I’ll be outside taking down the Christmas lights.
*unscrews green bulb from porch light*
Ok, I’m done.
Not one person is cooler than the pigeon that just walked all the way into this Mexican restaurant, gently picked up a taco chip, and left.
[phone w/ fiancé]
Hey, I can still pick whatever suit I like for the wedding right?
“As long as its black, why?”
*wearing batsuit* No reason
Once, I had a dream so bad I threw away the pillow.
Jesus: I can turn water into wine.
Aquarium: [loud drunken cheering]
I’m looking for a structural engineer to place my house atop a giant pair of chicken legs so when the weather forecast is bad my house can just run away to somewhere more pleasant
People keep talking about the new Star Wars trailer. In my day, Star Wars had SPACESHIPS!
I will no longer be calling coffee my addiction because it sounds unhealthy.
Me (to friend): Oh my god, you have to meet him! He’s perfect!!
[8 years later]
Silently becomes enraged at the way he butters toast.

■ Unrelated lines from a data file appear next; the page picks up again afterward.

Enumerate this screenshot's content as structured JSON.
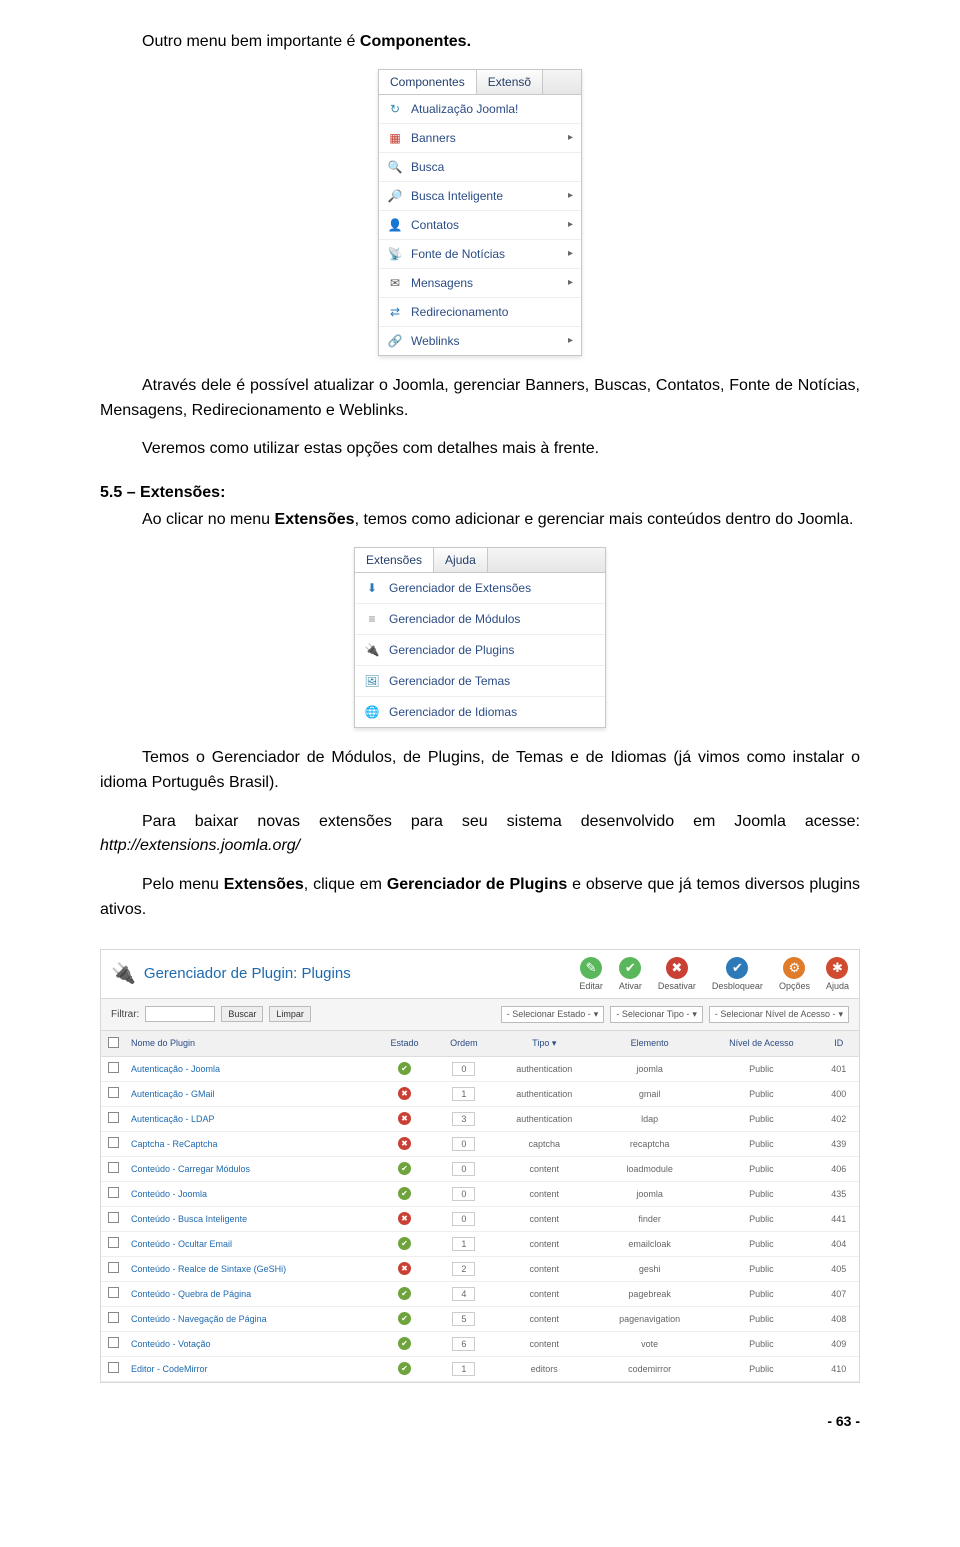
{
  "intro_prefix": "Outro menu bem importante é ",
  "intro_bold": "Componentes.",
  "menu1": {
    "tabs": [
      "Componentes",
      "Extensõ"
    ],
    "items": [
      {
        "icon": "↻",
        "icon_name": "update-icon",
        "color": "#3a87ad",
        "label": "Atualização Joomla!",
        "arrow": false
      },
      {
        "icon": "▦",
        "icon_name": "banners-icon",
        "color": "#c0392b",
        "label": "Banners",
        "arrow": true
      },
      {
        "icon": "🔍",
        "icon_name": "search-icon",
        "color": "#555",
        "label": "Busca",
        "arrow": false
      },
      {
        "icon": "🔎",
        "icon_name": "smart-search-icon",
        "color": "#2e7ab8",
        "label": "Busca Inteligente",
        "arrow": true
      },
      {
        "icon": "👤",
        "icon_name": "contacts-icon",
        "color": "#2e7ab8",
        "label": "Contatos",
        "arrow": true
      },
      {
        "icon": "📡",
        "icon_name": "rss-icon",
        "color": "#e07b2a",
        "label": "Fonte de Notícias",
        "arrow": true
      },
      {
        "icon": "✉",
        "icon_name": "messages-icon",
        "color": "#555",
        "label": "Mensagens",
        "arrow": true
      },
      {
        "icon": "⇄",
        "icon_name": "redirect-icon",
        "color": "#2e7ab8",
        "label": "Redirecionamento",
        "arrow": false
      },
      {
        "icon": "🔗",
        "icon_name": "weblinks-icon",
        "color": "#3a87ad",
        "label": "Weblinks",
        "arrow": true
      }
    ]
  },
  "para2": "Através dele é possível atualizar o Joomla, gerenciar Banners, Buscas, Contatos, Fonte de Notícias, Mensagens, Redirecionamento e Weblinks.",
  "para3": "Veremos como utilizar estas opções com detalhes mais à frente.",
  "section55": "5.5 – Extensões:",
  "para4_prefix": "Ao clicar no menu ",
  "para4_bold": "Extensões",
  "para4_suffix": ", temos como adicionar e gerenciar mais conteúdos dentro do Joomla.",
  "menu2": {
    "tabs": [
      "Extensões",
      "Ajuda"
    ],
    "items": [
      {
        "icon": "⬇",
        "icon_name": "download-icon",
        "color": "#2e7ab8",
        "label": "Gerenciador de Extensões"
      },
      {
        "icon": "≡",
        "icon_name": "modules-icon",
        "color": "#8a8a8a",
        "label": "Gerenciador de Módulos"
      },
      {
        "icon": "🔌",
        "icon_name": "plugins-icon",
        "color": "#e07b2a",
        "label": "Gerenciador de Plugins"
      },
      {
        "icon": "🖼",
        "icon_name": "themes-icon",
        "color": "#3a87ad",
        "label": "Gerenciador de Temas"
      },
      {
        "icon": "🌐",
        "icon_name": "languages-icon",
        "color": "#4b8b3b",
        "label": "Gerenciador de Idiomas"
      }
    ]
  },
  "para5": "Temos o Gerenciador de Módulos, de Plugins, de Temas e de Idiomas (já vimos como instalar o idioma Português Brasil).",
  "para6_prefix": "Para baixar novas extensões para seu sistema desenvolvido em Joomla acesse: ",
  "para6_link": "http://extensions.joomla.org/",
  "para7_prefix": "Pelo menu ",
  "para7_bold1": "Extensões",
  "para7_mid": ", clique em ",
  "para7_bold2": "Gerenciador de Plugins",
  "para7_suffix": " e observe que já temos diversos plugins ativos.",
  "pluginPanel": {
    "title": "Gerenciador de Plugin: Plugins",
    "tools": [
      {
        "name": "editar-tool",
        "icon": "✎",
        "bg": "#5bb75b",
        "label": "Editar"
      },
      {
        "name": "ativar-tool",
        "icon": "✔",
        "bg": "#5bb75b",
        "label": "Ativar"
      },
      {
        "name": "desativar-tool",
        "icon": "✖",
        "bg": "#c94135",
        "label": "Desativar"
      },
      {
        "name": "desbloquear-tool",
        "icon": "✔",
        "bg": "#2e7ab8",
        "label": "Desbloquear"
      },
      {
        "name": "opcoes-tool",
        "icon": "⚙",
        "bg": "#e07b2a",
        "label": "Opções"
      },
      {
        "name": "ajuda-tool",
        "icon": "✱",
        "bg": "#d04b2f",
        "label": "Ajuda"
      }
    ],
    "filter": {
      "label": "Filtrar:",
      "buscar": "Buscar",
      "limpar": "Limpar",
      "sel_estado": "- Selecionar Estado -",
      "sel_tipo": "- Selecionar Tipo -",
      "sel_acesso": "- Selecionar Nível de Acesso -"
    },
    "headers": [
      "",
      "Nome do Plugin",
      "Estado",
      "Ordem",
      "Tipo ▾",
      "Elemento",
      "Nível de Acesso",
      "ID"
    ],
    "rows": [
      {
        "name": "Autenticação - Joomla",
        "on": true,
        "ord": "0",
        "tipo": "authentication",
        "elem": "joomla",
        "acc": "Public",
        "id": "401"
      },
      {
        "name": "Autenticação - GMail",
        "on": false,
        "ord": "1",
        "tipo": "authentication",
        "elem": "gmail",
        "acc": "Public",
        "id": "400"
      },
      {
        "name": "Autenticação - LDAP",
        "on": false,
        "ord": "3",
        "tipo": "authentication",
        "elem": "ldap",
        "acc": "Public",
        "id": "402"
      },
      {
        "name": "Captcha - ReCaptcha",
        "on": false,
        "ord": "0",
        "tipo": "captcha",
        "elem": "recaptcha",
        "acc": "Public",
        "id": "439"
      },
      {
        "name": "Conteúdo - Carregar Módulos",
        "on": true,
        "ord": "0",
        "tipo": "content",
        "elem": "loadmodule",
        "acc": "Public",
        "id": "406"
      },
      {
        "name": "Conteúdo - Joomla",
        "on": true,
        "ord": "0",
        "tipo": "content",
        "elem": "joomla",
        "acc": "Public",
        "id": "435"
      },
      {
        "name": "Conteúdo - Busca Inteligente",
        "on": false,
        "ord": "0",
        "tipo": "content",
        "elem": "finder",
        "acc": "Public",
        "id": "441"
      },
      {
        "name": "Conteúdo - Ocultar Email",
        "on": true,
        "ord": "1",
        "tipo": "content",
        "elem": "emailcloak",
        "acc": "Public",
        "id": "404"
      },
      {
        "name": "Conteúdo - Realce de Sintaxe (GeSHi)",
        "on": false,
        "ord": "2",
        "tipo": "content",
        "elem": "geshi",
        "acc": "Public",
        "id": "405"
      },
      {
        "name": "Conteúdo - Quebra de Página",
        "on": true,
        "ord": "4",
        "tipo": "content",
        "elem": "pagebreak",
        "acc": "Public",
        "id": "407"
      },
      {
        "name": "Conteúdo - Navegação de Página",
        "on": true,
        "ord": "5",
        "tipo": "content",
        "elem": "pagenavigation",
        "acc": "Public",
        "id": "408"
      },
      {
        "name": "Conteúdo - Votação",
        "on": true,
        "ord": "6",
        "tipo": "content",
        "elem": "vote",
        "acc": "Public",
        "id": "409"
      },
      {
        "name": "Editor - CodeMirror",
        "on": true,
        "ord": "1",
        "tipo": "editors",
        "elem": "codemirror",
        "acc": "Public",
        "id": "410"
      }
    ]
  },
  "page_number": "- 63 -"
}
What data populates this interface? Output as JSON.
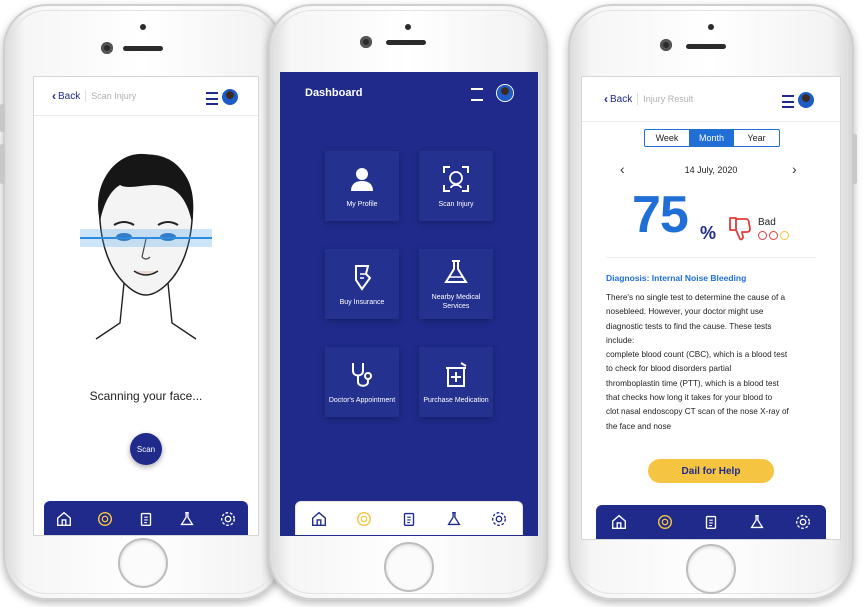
{
  "phone1": {
    "header": {
      "back_label": "Back",
      "crumb": "Scan Injury"
    },
    "status_text": "Scanning your face...",
    "scan_button": "Scan"
  },
  "phone2": {
    "header": {
      "title": "Dashboard"
    },
    "tiles": [
      {
        "label": "My Profile",
        "icon": "person-icon"
      },
      {
        "label": "Scan Injury",
        "icon": "face-scan-icon"
      },
      {
        "label": "Buy Insurance",
        "icon": "insurance-icon"
      },
      {
        "label": "Nearby Medical Services",
        "icon": "flask-icon"
      },
      {
        "label": "Doctor's Appointment",
        "icon": "stethoscope-icon"
      },
      {
        "label": "Purchase Medication",
        "icon": "medicine-icon"
      }
    ]
  },
  "phone3": {
    "header": {
      "back_label": "Back",
      "crumb": "Injury Result"
    },
    "period_tabs": [
      {
        "label": "Week",
        "active": false
      },
      {
        "label": "Month",
        "active": true
      },
      {
        "label": "Year",
        "active": false
      }
    ],
    "date": "14 July, 2020",
    "score": "75",
    "score_unit": "%",
    "rating_label": "Bad",
    "diagnosis_title": "Diagnosis: Internal Noise Bleeding",
    "diagnosis_body": [
      "There's no single test to determine the cause of a",
      "nosebleed. However, your doctor might use",
      "diagnostic tests to find the cause. These tests",
      "include:",
      "complete blood count (CBC), which is a blood test",
      "to check for blood disorders partial",
      "thromboplastin time (PTT), which is a blood test",
      "that checks how long it takes for your blood to",
      "clot nasal endoscopy CT scan of the nose X-ray of",
      "the face and nose"
    ],
    "help_button": "Dail for Help"
  },
  "nav_items": [
    "home-icon",
    "scan-icon",
    "clipboard-icon",
    "flask-icon",
    "settings-icon"
  ],
  "colors": {
    "brand": "#1f2a8a",
    "dashboard_bg": "#1f2a8a",
    "accent_blue": "#1f6fd6",
    "accent_yellow": "#f5c542",
    "bad_red": "#e23b3b"
  }
}
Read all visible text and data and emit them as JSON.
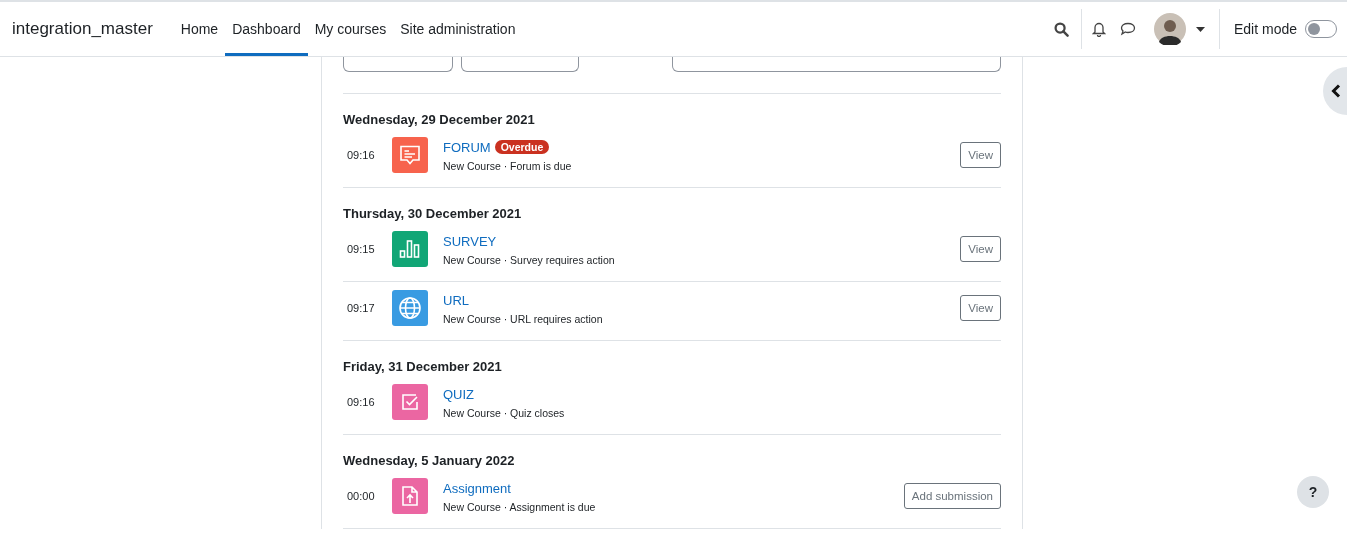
{
  "navbar": {
    "brand": "integration_master",
    "nav_items": [
      {
        "label": "Home",
        "selected": false
      },
      {
        "label": "Dashboard",
        "selected": true
      },
      {
        "label": "My courses",
        "selected": false
      },
      {
        "label": "Site administration",
        "selected": false
      }
    ],
    "edit_mode": {
      "label": "Edit mode",
      "on": false
    }
  },
  "days": [
    {
      "date": "Wednesday, 29 December 2021",
      "events": [
        {
          "time": "09:16",
          "kind": "forum",
          "color": "#f7634d",
          "title": "FORUM",
          "badge": "Overdue",
          "description": "New Course · Forum is due",
          "action": "View"
        }
      ]
    },
    {
      "date": "Thursday, 30 December 2021",
      "events": [
        {
          "time": "09:15",
          "kind": "survey",
          "color": "#11a676",
          "title": "SURVEY",
          "description": "New Course · Survey requires action",
          "action": "View"
        },
        {
          "time": "09:17",
          "kind": "url",
          "color": "#399be2",
          "title": "URL",
          "description": "New Course · URL requires action",
          "action": "View"
        }
      ]
    },
    {
      "date": "Friday, 31 December 2021",
      "events": [
        {
          "time": "09:16",
          "kind": "quiz",
          "color": "#eb66a2",
          "title": "QUIZ",
          "description": "New Course · Quiz closes"
        }
      ]
    },
    {
      "date": "Wednesday, 5 January 2022",
      "events": [
        {
          "time": "00:00",
          "kind": "assign",
          "color": "#eb66a2",
          "title": "Assignment",
          "description": "New Course · Assignment is due",
          "action": "Add submission"
        }
      ]
    }
  ],
  "help_button": "?"
}
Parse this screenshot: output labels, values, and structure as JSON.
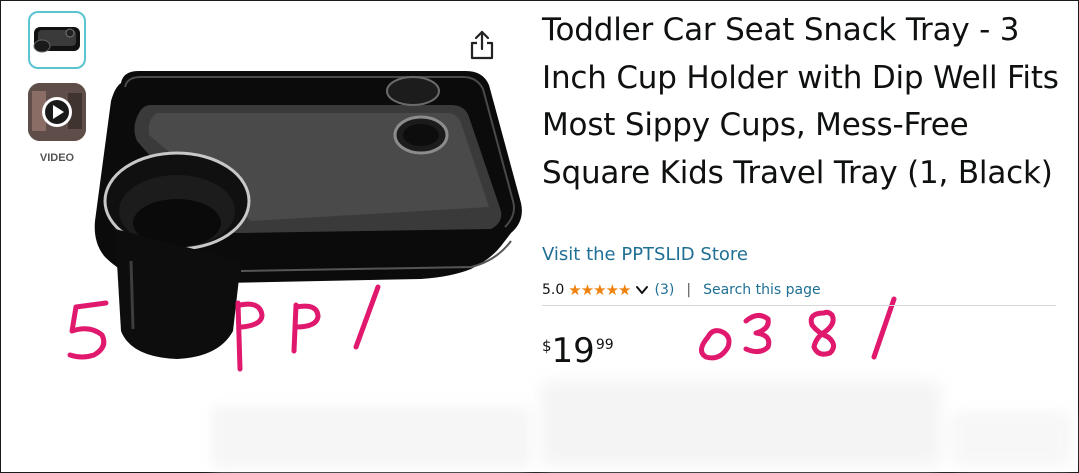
{
  "product": {
    "title": "Toddler Car Seat Snack Tray - 3 Inch Cup Holder with Dip Well Fits Most Sippy Cups, Mess-Free Square Kids Travel Tray (1, Black)",
    "store_link": "Visit the PPTSLID Store",
    "rating": {
      "value": "5.0",
      "stars": "★★★★★",
      "count": "(3)",
      "separator": "|",
      "search_link": "Search this page"
    },
    "price": {
      "symbol": "$",
      "whole": "19",
      "fraction": "99"
    }
  },
  "gallery": {
    "video_label": "VIDEO",
    "share_icon": "share-icon"
  },
  "annotations": {
    "left_note": "5 PPI",
    "right_note": "0381",
    "color": "#e0196e"
  },
  "colors": {
    "link": "#1f6f94",
    "stars": "#f0820f",
    "thumb_selected_border": "#5bc4d1"
  }
}
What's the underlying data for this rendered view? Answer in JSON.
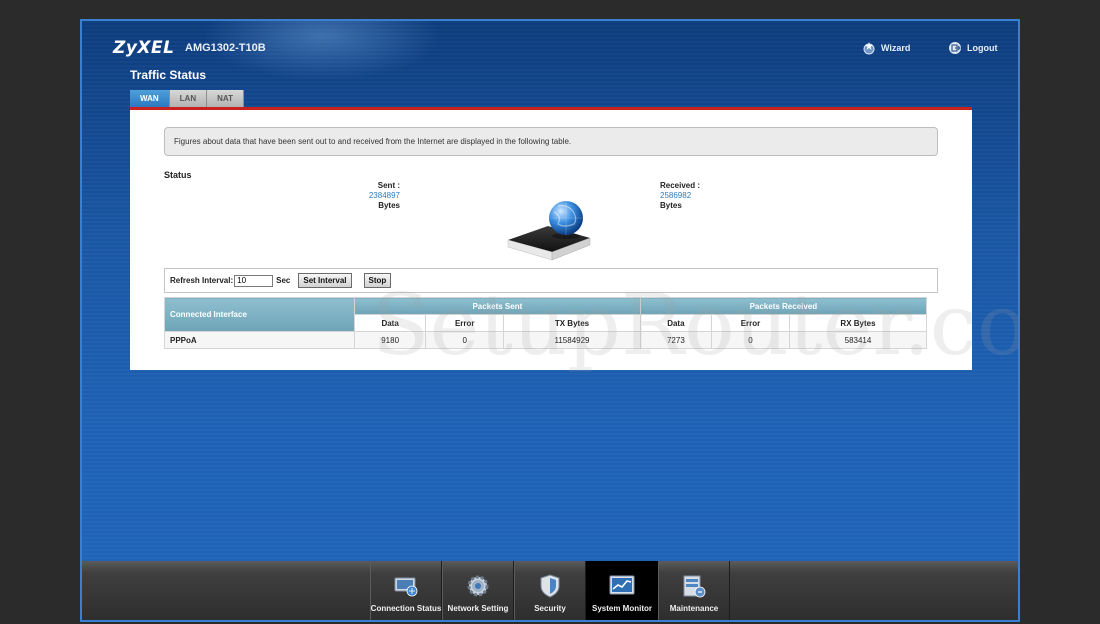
{
  "header": {
    "brand": "ZyXEL",
    "model": "AMG1302-T10B",
    "wizard_label": "Wizard",
    "logout_label": "Logout"
  },
  "page": {
    "title": "Traffic Status",
    "tabs": [
      {
        "label": "WAN",
        "active": true
      },
      {
        "label": "LAN",
        "active": false
      },
      {
        "label": "NAT",
        "active": false
      }
    ],
    "info_text": "Figures about data that have been sent out to and received from the Internet are displayed in the following table.",
    "status_heading": "Status"
  },
  "status": {
    "sent_label": "Sent :",
    "sent_value": "2384897",
    "sent_unit": "Bytes",
    "received_label": "Received :",
    "received_value": "2586982",
    "received_unit": "Bytes"
  },
  "refresh": {
    "label": "Refresh Interval:",
    "value": "10",
    "unit": "Sec",
    "set_button": "Set Interval",
    "stop_button": "Stop"
  },
  "table": {
    "connected_interface_header": "Connected Interface",
    "packets_sent_header": "Packets Sent",
    "packets_received_header": "Packets Received",
    "sub_headers": [
      "Data",
      "Error",
      "TX Bytes",
      "Data",
      "Error",
      "RX Bytes"
    ],
    "rows": [
      {
        "interface": "PPPoA",
        "cells": [
          "9180",
          "0",
          "11584929",
          "7273",
          "0",
          "583414"
        ]
      }
    ]
  },
  "watermark": "SetupRouter.com",
  "bottom_nav": [
    {
      "label": "Connection Status",
      "icon": "connection-status-icon",
      "active": false
    },
    {
      "label": "Network Setting",
      "icon": "network-setting-gear-icon",
      "active": false
    },
    {
      "label": "Security",
      "icon": "security-shield-icon",
      "active": false
    },
    {
      "label": "System Monitor",
      "icon": "system-monitor-icon",
      "active": true
    },
    {
      "label": "Maintenance",
      "icon": "maintenance-icon",
      "active": false
    }
  ],
  "colors": {
    "accent_red": "#c8211f",
    "active_tab": "#2b79c1",
    "value_blue": "#2a7bbf",
    "table_header": "#7aaec0"
  }
}
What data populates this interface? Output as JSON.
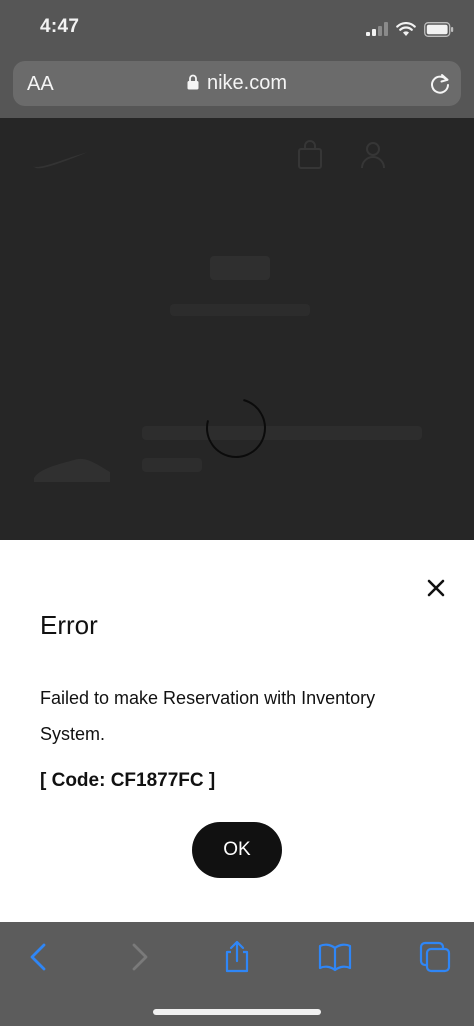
{
  "status_bar": {
    "time": "4:47"
  },
  "browser": {
    "text_size_label": "AA",
    "domain": "nike.com"
  },
  "modal": {
    "title": "Error",
    "message": "Failed to make Reservation with Inventory System.",
    "code": "[ Code: CF1877FC ]",
    "ok_label": "OK"
  },
  "colors": {
    "toolbar_icon_blue": "#2f86f6",
    "modal_button_bg": "#111111",
    "sheet_bg": "#ffffff"
  },
  "toolbar": {
    "icons": [
      "back-icon",
      "forward-icon",
      "share-icon",
      "bookmarks-icon",
      "tabs-icon"
    ]
  }
}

“I need a woman who can help me grow”
First of all, I’m not Fertilizer.
cover letters are so weird like bro why do I need to write you some fan fiction about working for you
COP: License and registration please.
ME: *hands him $30 in Kohl’s cash*
COP: What do you think you’re doing?
ME: *slides him 20% Bed Bath & Beyond coupon*
COP: Have a good night.
Sorry I yelled “SURPRISE!” when you caught me in bed with your husband.
I was unaware that you don’t like surprises.